John didn’t know how he felt – he wasn’t even sure if it was real. But from afar, he saw a rescue boat coming closer. It was more nerve-wracking than the night they were captured.

He readied himself, not for the rescue but from whatever may come from it. As they transferred to the rescue boat, as they started moving away from the camp, John expected a gunshot, an ambush, or whatever other misfortune. Anxiety reigned as they moved farther and farther away until they finally reached the coast. Their rescuers brought all of them to the hospital for medical treatment, and then to their hotels. That was when it sunk in.

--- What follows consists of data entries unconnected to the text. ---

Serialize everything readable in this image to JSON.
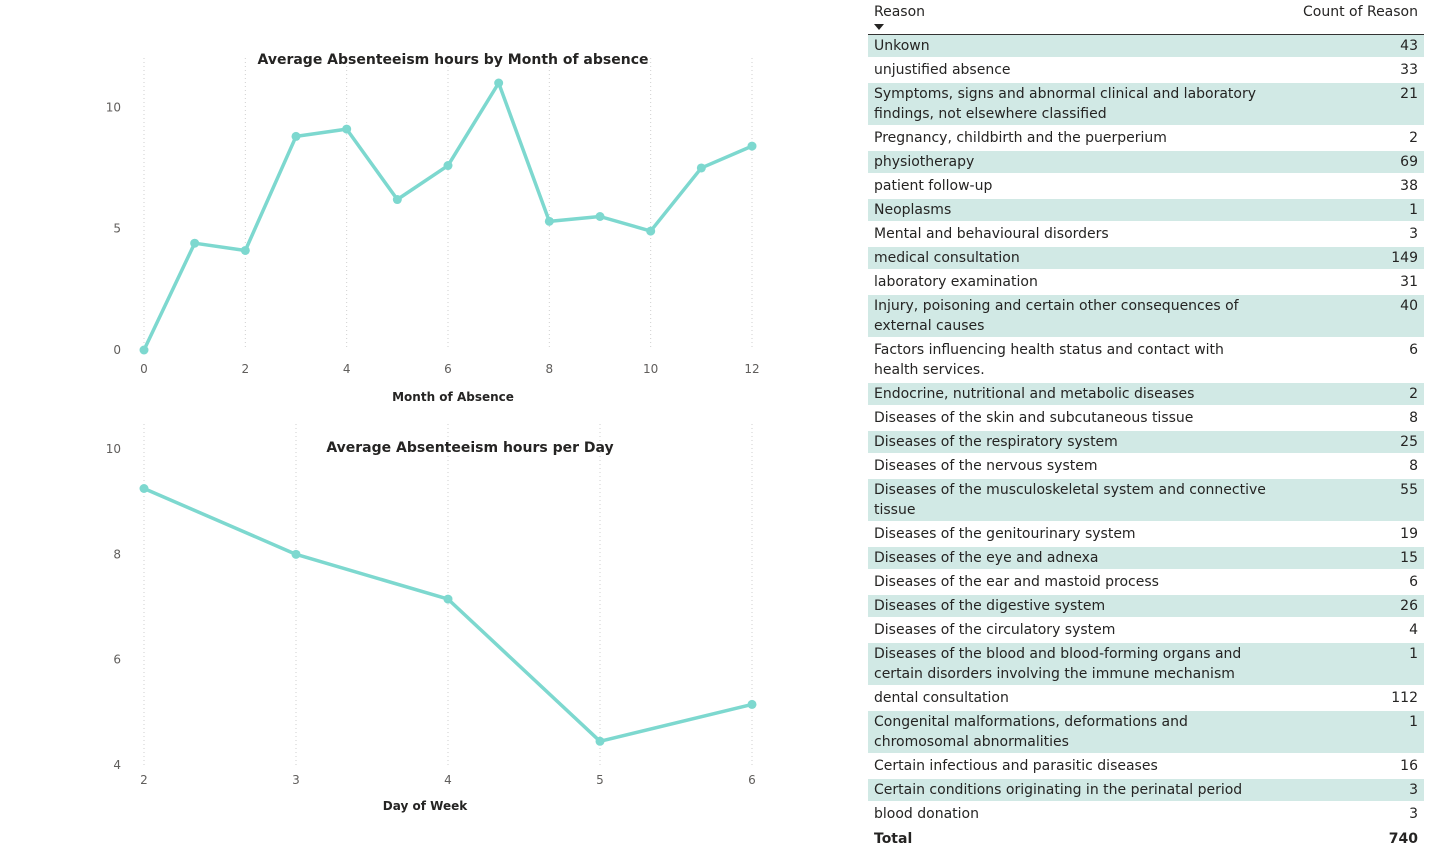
{
  "chart_data": [
    {
      "type": "line",
      "title": "Average Absenteeism hours by Month of absence",
      "xlabel": "Month of Absence",
      "ylabel": "",
      "x": [
        0,
        1,
        2,
        3,
        4,
        5,
        6,
        7,
        8,
        9,
        10,
        11,
        12
      ],
      "values": [
        0,
        4.4,
        4.1,
        8.8,
        9.1,
        6.2,
        7.6,
        11.0,
        5.3,
        5.5,
        4.9,
        7.5,
        8.4
      ],
      "xticks": [
        "0",
        "2",
        "4",
        "6",
        "8",
        "10",
        "12"
      ],
      "yticks": [
        "0",
        "5",
        "10"
      ],
      "xlim": [
        0,
        12
      ],
      "ylim": [
        0,
        11
      ],
      "color": "#7dd8cf",
      "grid": "vertical dotted"
    },
    {
      "type": "line",
      "title": "Average Absenteeism hours per Day",
      "xlabel": "Day of Week",
      "ylabel": "",
      "x": [
        2,
        3,
        4,
        5,
        6
      ],
      "values": [
        9.25,
        8.0,
        7.15,
        4.45,
        5.15
      ],
      "xticks": [
        "2",
        "3",
        "4",
        "5",
        "6"
      ],
      "yticks": [
        "4",
        "6",
        "8",
        "10"
      ],
      "xlim": [
        2,
        6
      ],
      "ylim": [
        4,
        10
      ],
      "color": "#7dd8cf",
      "grid": "vertical dotted"
    }
  ],
  "table": {
    "headers": {
      "reason": "Reason",
      "count": "Count of Reason"
    },
    "rows": [
      {
        "reason": "Unkown",
        "count": "43"
      },
      {
        "reason": "unjustified absence",
        "count": "33"
      },
      {
        "reason": "Symptoms, signs and abnormal clinical and laboratory findings, not elsewhere classified",
        "count": "21"
      },
      {
        "reason": "Pregnancy, childbirth and the puerperium",
        "count": "2"
      },
      {
        "reason": "physiotherapy",
        "count": "69"
      },
      {
        "reason": "patient follow-up",
        "count": "38"
      },
      {
        "reason": "Neoplasms",
        "count": "1"
      },
      {
        "reason": "Mental and behavioural disorders",
        "count": "3"
      },
      {
        "reason": "medical consultation",
        "count": "149"
      },
      {
        "reason": "laboratory examination",
        "count": "31"
      },
      {
        "reason": "Injury, poisoning and certain other consequences of external causes",
        "count": "40"
      },
      {
        "reason": "Factors influencing health status and contact with health services.",
        "count": "6"
      },
      {
        "reason": "Endocrine, nutritional and metabolic diseases",
        "count": "2"
      },
      {
        "reason": "Diseases of the skin and subcutaneous tissue",
        "count": "8"
      },
      {
        "reason": "Diseases of the respiratory system",
        "count": "25"
      },
      {
        "reason": "Diseases of the nervous system",
        "count": "8"
      },
      {
        "reason": "Diseases of the musculoskeletal system and connective tissue",
        "count": "55"
      },
      {
        "reason": "Diseases of the genitourinary system",
        "count": "19"
      },
      {
        "reason": "Diseases of the eye and adnexa",
        "count": "15"
      },
      {
        "reason": "Diseases of the ear and mastoid process",
        "count": "6"
      },
      {
        "reason": "Diseases of the digestive system",
        "count": "26"
      },
      {
        "reason": "Diseases of the circulatory system",
        "count": "4"
      },
      {
        "reason": "Diseases of the blood and blood-forming organs and certain disorders involving the immune mechanism",
        "count": "1"
      },
      {
        "reason": "dental consultation",
        "count": "112"
      },
      {
        "reason": "Congenital malformations, deformations and chromosomal abnormalities",
        "count": "1"
      },
      {
        "reason": "Certain infectious and parasitic diseases",
        "count": "16"
      },
      {
        "reason": "Certain conditions originating in the perinatal period",
        "count": "3"
      },
      {
        "reason": "blood donation",
        "count": "3"
      }
    ],
    "total": {
      "label": "Total",
      "count": "740"
    },
    "sort_icon": "sort-descending-icon",
    "stripe_color": "#d1e9e5"
  }
}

He was free. They were all free.

He opened his hotel room and found all his belongings inside. His heart filled with joy and he cried tears of happiness knowing that the long days and nights were finally over. He grabbed his Herschel bag and GoPro Camera, ecstatic that he would finally get to live his dream. He chatted with his parents, who were so happy and excited about their son’s successful rescue. In that moment of hope and triumph, he knew his faith in God did not waver.

“That was the longest 22 days of my life, and the closest I have been to death, but I kept my hopes high that we will be rescued. Throughout the ordeal, the eight of us continued to be resilient, encouraging everyone and ourselves that we would make it – alive.”

John still intends to return to the sea, and the to the perils that are part of the job. In most cases, we will truly never know when death would come for us. So as we sail, let us not let our guards down. Let us not forget to love and enjoy what we do, especially who we do it for. Because in cases just like John’s, it is knowing why you want to go home and whom you want to go home to that makes you want to survive.

Sail with faith.

Elijah Jose Barrios

Elijah Jose Barrios is a 24-year old Third Officer, Teacher, and Course Developer. He advocates for child literacy and youth empowerment through his involvement in different organizations.  He considers himself an appreciator of any form of art and usually puts all his realizations into writing.